Homework Help: Find all solutions of u_(xx) + u_(yy) = 0, form u(x,y) = f(x^2 + y^2)

  1. Dec 20, 2009 #1
    1. Find all solutions of u_(xx) + u_(yy) = 0 which have the form u(x,y) = f(x^2 + y^2).




    3. General solution of laplace is u(x,y)= Eexp(ky)Coskx + Fexp(-ky)Coskx + Gexp(ky)Sinkx + Hexp(-ky)Sinkx, where E,F,G,H are arbitrary constants don't see how this can be linked to f(x^2+y^2)?
     
  2. jcsd
  3. Dec 20, 2009 #2

    CompuChip

    User Avatar
    Science Advisor
    Homework Helper

    Re: laplace

    I suppose the idea is, that you can write [itex]u_{xx} = \partial^2 u/\partial x^2[/itex] and [itex]u_{yy} = \partial^2 u/\partial y^2[/itex] in terms of the "total" derivative [itex]df(r)/dr[/itex], making it an ordinary differential equation for f.
     
    Last edited: Dec 20, 2009
  4. Dec 20, 2009 #3

    HallsofIvy

    User Avatar
    Science Advisor

    Re: laplace

    Why no attempt at all? Suppose u(x,y)= f(x^2+ y^2). What are u_xx and u_yy in terms of f? If you let z= x^2+ y^2, that reduces to a fairly simple d.e. for f(z).
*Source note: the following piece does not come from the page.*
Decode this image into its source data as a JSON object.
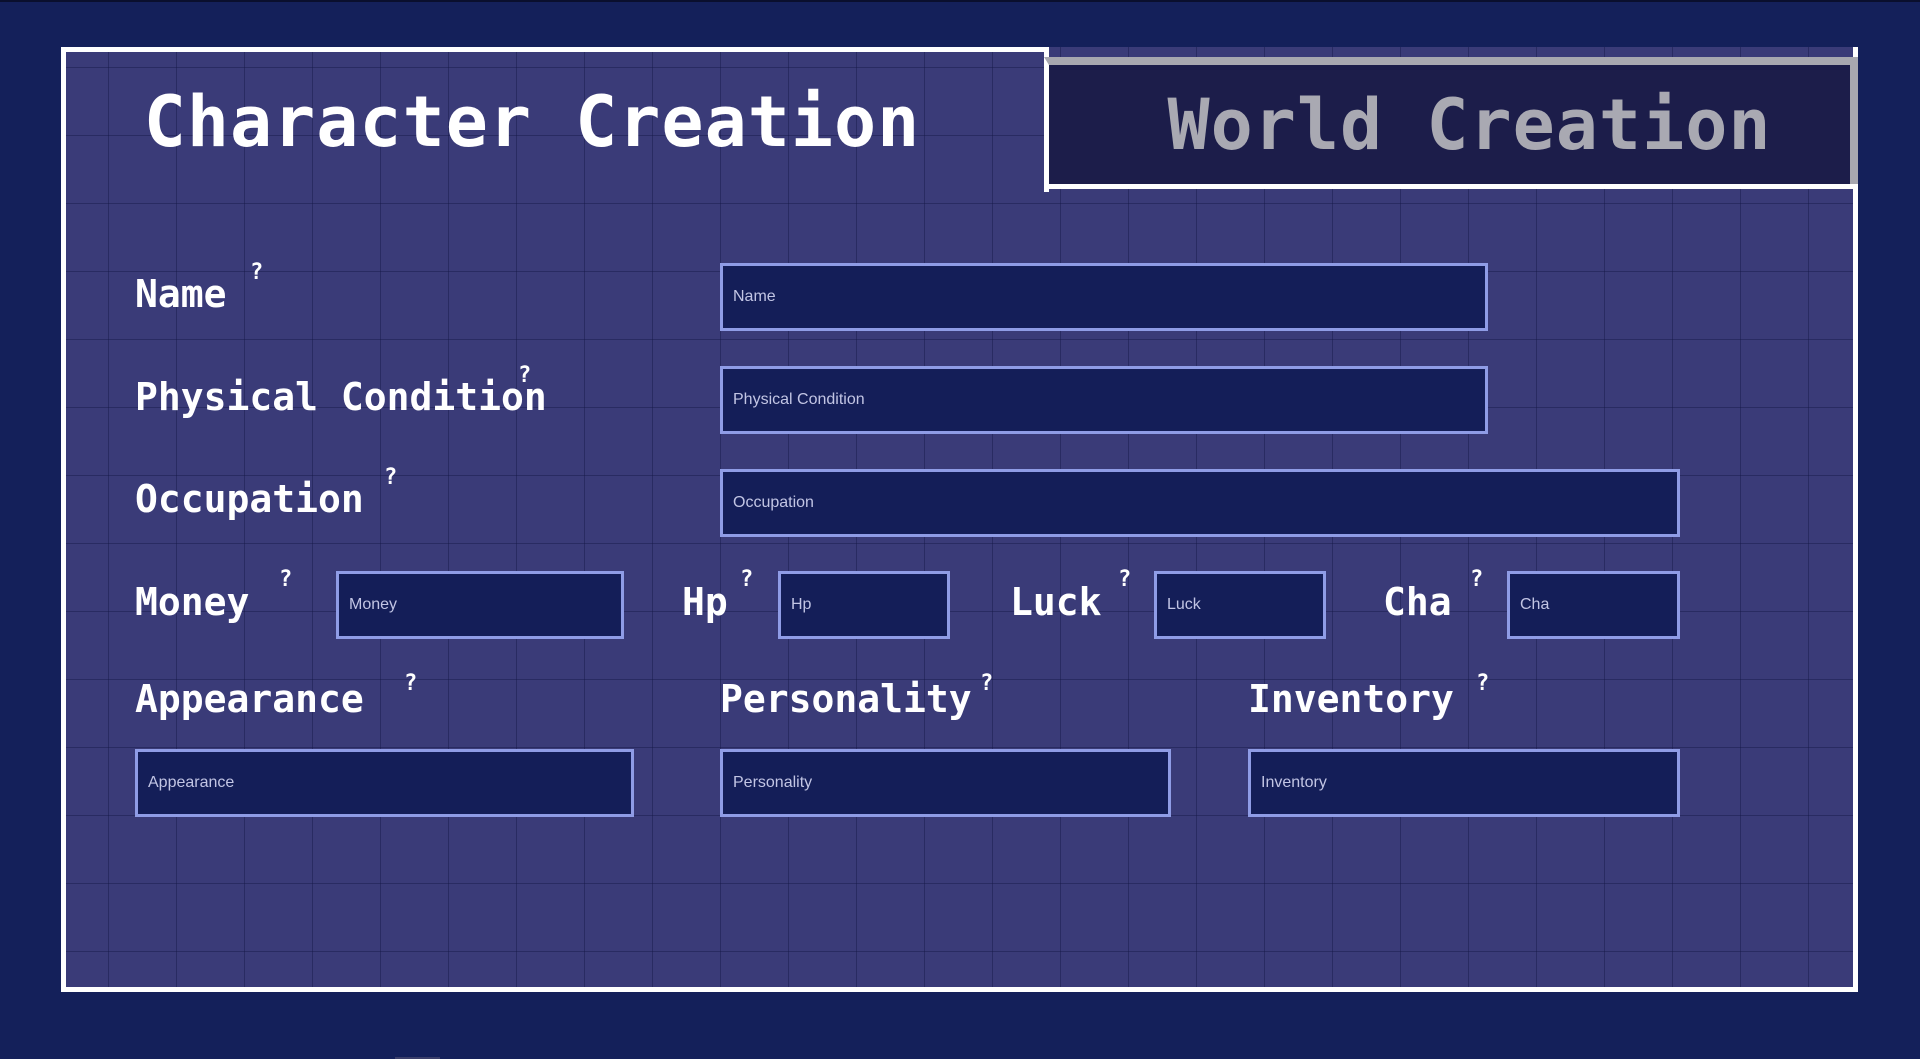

    No, that is NOT the general solution to Laplace's equation. You could also have an infinite sum of such things- i.e. any function that has a Fourier series could be a solution.
     
  5. Dec 20, 2009 #4
    Re: laplace

    Hi Halls

    Yes I was thinking of doing that initially.

    u_xx=2f'(x^2+y^2)+4(x^2)f''(x^2+y^2)
    u_yy=2f'(x^2+y^2)+4(y^2)f''(x^2+y^2)

    Are you saying the addition of these is the answer!?
     
  6. Dec 20, 2009 #5

    CompuChip

    User Avatar
    Science Advisor
    Homework Helper

    Re: laplace

    What is the new diff.equation you get?
    Hint: write it in terms of z = x^2 + y^2 as Halls suggested.

    The answer is what you get when you solve this equation.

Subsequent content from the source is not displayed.